Desert Soil:  Oxymoron?

Those two words seem like opposites when you think about it.  A desert doesn’t have soil really, does it?  Living in a dry climate doesn’t necessarily mean you’re in the desert.  Your home could be situated in a semi-arid “Mediterranean” zone that gets far less water than many places but still supports a variety of plants.  Whatever the ground is composed of, that’s your growing medium.  I firmly believe most “soils” can be recovered, but you may be starting with more of a dirt than a soil.  And that’s okay.  If your goal is to create or improve a landscape with little rainfall (clouds occasionally hovering but not always releasing their magic for the ground to soak up), you can focus on improving your soil’s capacity to hold what water does fall onto it.  This is one step toward moving it up the scale in terms of how well it will grow plants.

I recently tried to find information about how specifically to improve a special type of clay soil but didn’t find much at all.  Most people familiar with what I was looking for were adding it to their existing non-clay soil.  I wanted to know what to add to it in the case where a property’s soil was made of it.  The soil type in question?  Bentonite.

Desert Clay – What It Needs

When working with this special situation, I knew that clay soils benefit from the addition of organic matter.  But what specifically to add to bentonite soil to take advantage of its water-holding capacity while increasing its porosity and nutrient content?

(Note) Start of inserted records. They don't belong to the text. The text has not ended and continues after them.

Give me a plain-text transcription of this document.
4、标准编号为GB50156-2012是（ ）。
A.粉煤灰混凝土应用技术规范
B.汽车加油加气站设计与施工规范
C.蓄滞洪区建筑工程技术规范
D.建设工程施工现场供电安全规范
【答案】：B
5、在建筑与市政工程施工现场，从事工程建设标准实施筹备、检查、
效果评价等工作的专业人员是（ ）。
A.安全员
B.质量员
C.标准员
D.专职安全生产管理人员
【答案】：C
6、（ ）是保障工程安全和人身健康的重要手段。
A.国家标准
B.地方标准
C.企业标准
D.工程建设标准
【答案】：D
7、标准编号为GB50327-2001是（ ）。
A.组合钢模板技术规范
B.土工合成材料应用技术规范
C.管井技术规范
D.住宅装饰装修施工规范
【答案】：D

I decided to focus on cover crops as a way to add nitrogen, increase nutrient levels, and add other benefits such as enhanced structure, surface cooling, and habitat.  In the context of farming, cover crops are turned under before cash crops are planted.  While I think this is a fast way to add organic matter to a soil with low nutrient levels, it also kills me to kill all those wondrous and beneficial plants.  Plants doing amazing work while living.  And after they do their thing, any dead parts mean you don’t have to mulch.

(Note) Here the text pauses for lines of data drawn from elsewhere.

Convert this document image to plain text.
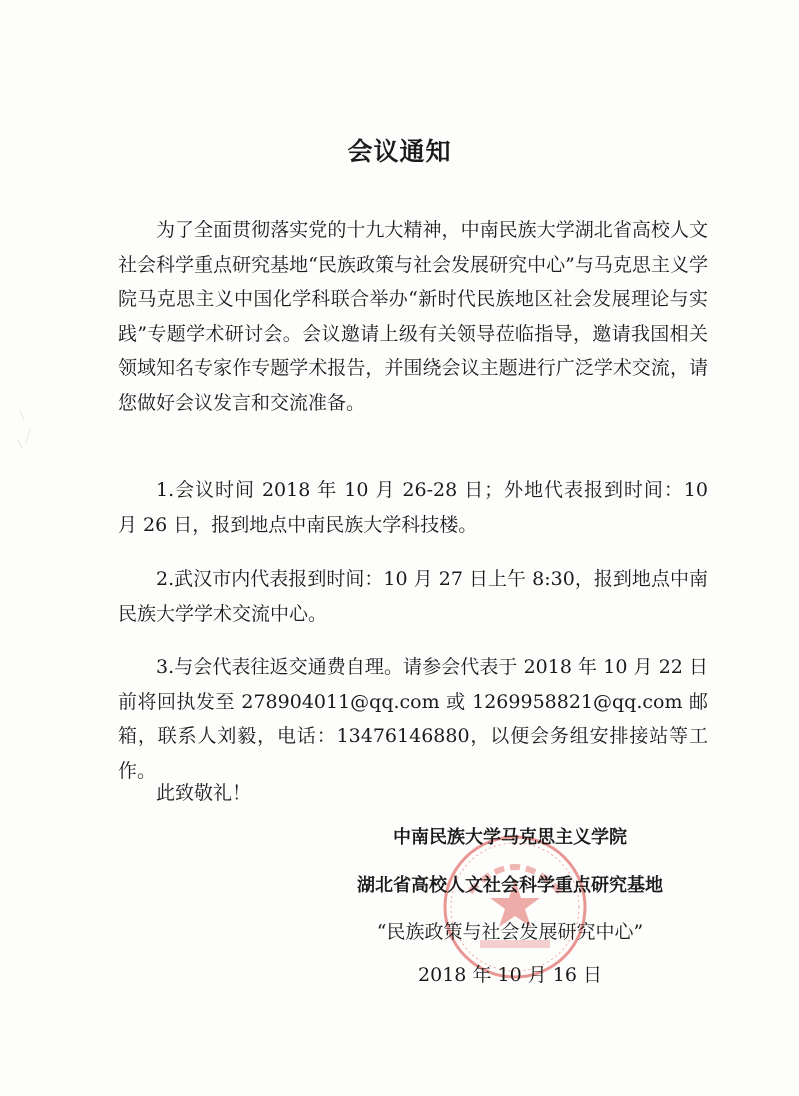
会议通知

为了全面贯彻落实党的十九大精神，中南民族大学湖北省高校人文社会科学重点研究基地“民族政策与社会发展研究中心”与马克思主义学院马克思主义中国化学科联合举办“新时代民族地区社会发展理论与实践”专题学术研讨会。会议邀请上级有关领导莅临指导，邀请我国相关领域知名专家作专题学术报告，并围绕会议主题进行广泛学术交流，请您做好会议发言和交流准备。

1.会议时间 2018 年 10 月 26-28 日；外地代表报到时间：10 月 26 日，报到地点中南民族大学科技楼。

2.武汉市内代表报到时间：10 月 27 日上午 8:30，报到地点中南民族大学学术交流中心。

3.与会代表往返交通费自理。请参会代表于 2018 年 10 月 22 日前将回执发至 278904011@qq.com 或 1269958821@qq.com 邮箱，联系人刘毅，电话：13476146880，以便会务组安排接站等工作。

此致敬礼！

中南民族大学马克思主义学院
湖北省高校人文社会科学重点研究基地
“民族政策与社会发展研究中心”
2018 年 10 月 16 日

Allow Plants to Repair Your Desert or Dry Land Soil

So if you have a clay soil and live in a dry or semi-arid region, try planting cover crops suited to your zone – and leaving them in place instead of turning them under.  (You might also try turning your first cover crops under and then letting the second cover crops you plant stay rooted.  That way you get both buried organics and precious soil cover, habitat, and mulch all in one.)

If you would like to experiment alongside me, I recommend trying out this mixture of seed that includes a variety of cover crop plants.  To plant in dry land soil, use a tiller (I know it says “no-till” but a little indentation and roughness on the surface of the dirt allows the seeds to find a spot and not be blown away) like this one.  I prefer to do it by hand because, well, I am off the grid and enjoy my relative independence from gasoline whenever I can achieve it.  I use a hand-crank seed scattering tool very similar to this one.  I like to weave in among the shrubs and perennial plants already growing on my land, and this type allows me to do that without running over any existing plants.  A permaculture trick is to create lateral lines across the landscape and seed those rather than try to cover every square inch of a large space.  If you’re working on an urban or suburban single lot (about 50’x100′) this is less of an issue.

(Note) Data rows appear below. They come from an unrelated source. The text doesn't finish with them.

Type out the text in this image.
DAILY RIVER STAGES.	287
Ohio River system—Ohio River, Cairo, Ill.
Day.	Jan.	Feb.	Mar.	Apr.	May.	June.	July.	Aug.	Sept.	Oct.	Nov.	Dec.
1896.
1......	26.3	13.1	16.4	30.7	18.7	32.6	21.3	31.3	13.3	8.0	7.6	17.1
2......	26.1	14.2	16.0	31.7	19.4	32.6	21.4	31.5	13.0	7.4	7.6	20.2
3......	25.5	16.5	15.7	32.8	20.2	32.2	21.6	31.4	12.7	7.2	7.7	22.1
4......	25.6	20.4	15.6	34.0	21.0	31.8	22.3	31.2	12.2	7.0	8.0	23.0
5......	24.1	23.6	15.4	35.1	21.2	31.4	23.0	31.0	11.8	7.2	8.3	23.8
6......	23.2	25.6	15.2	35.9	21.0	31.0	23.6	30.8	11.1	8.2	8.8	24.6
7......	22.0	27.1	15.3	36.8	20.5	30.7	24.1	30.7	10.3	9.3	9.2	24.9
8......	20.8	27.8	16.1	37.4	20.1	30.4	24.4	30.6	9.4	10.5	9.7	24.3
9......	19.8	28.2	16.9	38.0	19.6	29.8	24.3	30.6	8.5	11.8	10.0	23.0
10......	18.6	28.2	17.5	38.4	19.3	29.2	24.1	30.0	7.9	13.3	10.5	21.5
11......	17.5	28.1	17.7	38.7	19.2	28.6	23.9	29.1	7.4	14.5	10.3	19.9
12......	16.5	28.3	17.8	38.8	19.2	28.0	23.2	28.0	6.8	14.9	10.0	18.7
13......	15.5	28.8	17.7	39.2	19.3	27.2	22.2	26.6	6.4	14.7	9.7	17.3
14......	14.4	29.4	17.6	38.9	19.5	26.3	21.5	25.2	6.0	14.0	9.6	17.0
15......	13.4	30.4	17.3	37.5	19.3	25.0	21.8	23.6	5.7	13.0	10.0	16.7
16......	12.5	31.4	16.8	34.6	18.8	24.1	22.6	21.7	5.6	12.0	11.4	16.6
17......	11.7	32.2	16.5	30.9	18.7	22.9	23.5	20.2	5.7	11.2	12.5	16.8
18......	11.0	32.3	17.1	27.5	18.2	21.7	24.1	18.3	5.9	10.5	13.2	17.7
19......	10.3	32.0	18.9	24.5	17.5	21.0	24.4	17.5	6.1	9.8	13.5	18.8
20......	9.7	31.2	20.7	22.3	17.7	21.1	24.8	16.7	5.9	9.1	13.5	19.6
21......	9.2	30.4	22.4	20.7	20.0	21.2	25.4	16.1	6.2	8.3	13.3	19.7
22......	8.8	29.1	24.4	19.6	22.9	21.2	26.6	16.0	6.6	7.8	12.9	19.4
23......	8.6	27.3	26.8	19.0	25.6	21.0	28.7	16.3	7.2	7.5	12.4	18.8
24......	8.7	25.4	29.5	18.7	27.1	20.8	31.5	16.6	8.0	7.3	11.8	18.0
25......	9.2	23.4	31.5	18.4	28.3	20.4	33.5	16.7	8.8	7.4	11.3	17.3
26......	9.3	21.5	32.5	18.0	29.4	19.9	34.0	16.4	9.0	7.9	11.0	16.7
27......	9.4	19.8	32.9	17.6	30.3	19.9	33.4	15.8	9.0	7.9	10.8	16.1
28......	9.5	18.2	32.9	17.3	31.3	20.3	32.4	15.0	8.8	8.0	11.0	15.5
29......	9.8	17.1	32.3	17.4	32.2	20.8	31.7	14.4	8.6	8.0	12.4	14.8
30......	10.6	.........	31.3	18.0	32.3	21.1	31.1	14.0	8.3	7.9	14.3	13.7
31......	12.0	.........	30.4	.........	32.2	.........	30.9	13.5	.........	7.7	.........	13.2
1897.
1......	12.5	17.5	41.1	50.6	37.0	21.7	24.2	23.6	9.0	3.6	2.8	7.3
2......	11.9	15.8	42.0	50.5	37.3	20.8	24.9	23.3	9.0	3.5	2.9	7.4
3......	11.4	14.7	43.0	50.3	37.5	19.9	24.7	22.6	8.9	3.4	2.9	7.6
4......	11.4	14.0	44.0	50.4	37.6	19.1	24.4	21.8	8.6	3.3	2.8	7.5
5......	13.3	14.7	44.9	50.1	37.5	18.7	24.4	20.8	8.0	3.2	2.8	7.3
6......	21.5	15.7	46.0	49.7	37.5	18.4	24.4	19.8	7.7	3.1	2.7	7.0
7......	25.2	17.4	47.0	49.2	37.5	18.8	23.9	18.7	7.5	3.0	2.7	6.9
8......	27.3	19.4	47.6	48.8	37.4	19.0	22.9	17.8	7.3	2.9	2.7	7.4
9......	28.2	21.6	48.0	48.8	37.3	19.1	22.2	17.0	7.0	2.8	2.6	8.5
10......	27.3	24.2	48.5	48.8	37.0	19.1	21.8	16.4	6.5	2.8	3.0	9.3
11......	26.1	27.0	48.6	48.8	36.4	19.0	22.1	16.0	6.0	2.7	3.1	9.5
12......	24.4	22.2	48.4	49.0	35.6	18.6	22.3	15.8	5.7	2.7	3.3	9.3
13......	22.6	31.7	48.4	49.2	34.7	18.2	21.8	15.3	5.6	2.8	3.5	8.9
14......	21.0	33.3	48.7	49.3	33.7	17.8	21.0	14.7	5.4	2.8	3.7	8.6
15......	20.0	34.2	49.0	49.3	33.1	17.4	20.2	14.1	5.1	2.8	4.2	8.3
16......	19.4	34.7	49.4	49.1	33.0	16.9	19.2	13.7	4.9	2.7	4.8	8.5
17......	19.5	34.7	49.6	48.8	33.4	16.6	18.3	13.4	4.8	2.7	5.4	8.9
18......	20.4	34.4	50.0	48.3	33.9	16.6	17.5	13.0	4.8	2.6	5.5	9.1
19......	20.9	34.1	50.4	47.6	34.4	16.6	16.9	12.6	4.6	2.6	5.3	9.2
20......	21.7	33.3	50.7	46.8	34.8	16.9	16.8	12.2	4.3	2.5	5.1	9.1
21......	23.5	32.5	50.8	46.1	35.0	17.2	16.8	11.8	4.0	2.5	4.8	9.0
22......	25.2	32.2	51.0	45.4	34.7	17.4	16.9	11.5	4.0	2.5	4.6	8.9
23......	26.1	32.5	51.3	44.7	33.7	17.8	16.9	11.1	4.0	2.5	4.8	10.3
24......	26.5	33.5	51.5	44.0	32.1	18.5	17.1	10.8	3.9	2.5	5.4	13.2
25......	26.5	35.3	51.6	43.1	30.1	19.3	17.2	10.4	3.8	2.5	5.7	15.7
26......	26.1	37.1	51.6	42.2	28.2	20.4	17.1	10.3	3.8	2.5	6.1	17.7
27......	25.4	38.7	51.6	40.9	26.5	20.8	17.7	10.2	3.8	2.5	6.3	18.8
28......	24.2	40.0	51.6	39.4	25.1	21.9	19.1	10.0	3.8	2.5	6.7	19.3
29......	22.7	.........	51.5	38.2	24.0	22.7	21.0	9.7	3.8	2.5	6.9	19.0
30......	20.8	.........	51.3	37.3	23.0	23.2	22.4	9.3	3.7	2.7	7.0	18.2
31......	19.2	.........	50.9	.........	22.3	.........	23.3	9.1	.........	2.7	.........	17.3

Next, I prefer to add a moisture-holding or other amendment to help the seeds get established.  This can benefit your project especially if it’s your first time around planting cover crops on your property.  I used “humic dg” the first time around and was pleased by it.  Since I own 5 acres, I wanted an amendment that covers a lot of square footage, and this one does.  I spread the granules using the seed scattering tool I used to evenly cover my ground with the seeds.

When you have spread your seeds after lightly disturbing the compacted surface layer of your dirt, you can wait for the rains to come or start irrigating.  I prefer to work with the natural rain regime in my region, which has its benefits and drawbacks.  The main benefit is having time to get the seeds scattered.  The drawback is that, especially in a dryer area, they are vulnerable to being blown away before then.  My solution was to ferment my compost (which also kept a large amount of material out of the landfill or from polluting my property) and then apply it using a sprayer to my cover crop seeds.  This is the one I used, and I am happy with it.  I also used the precious liquid, diluted after harvest from the fermenters, as a foliar spray in my greenhouse and on my new trees.

I’m having a lot of fun with my project, and it’s wondrous to witness the land transform before my eyes.  I hope this helps you do something similar where you live.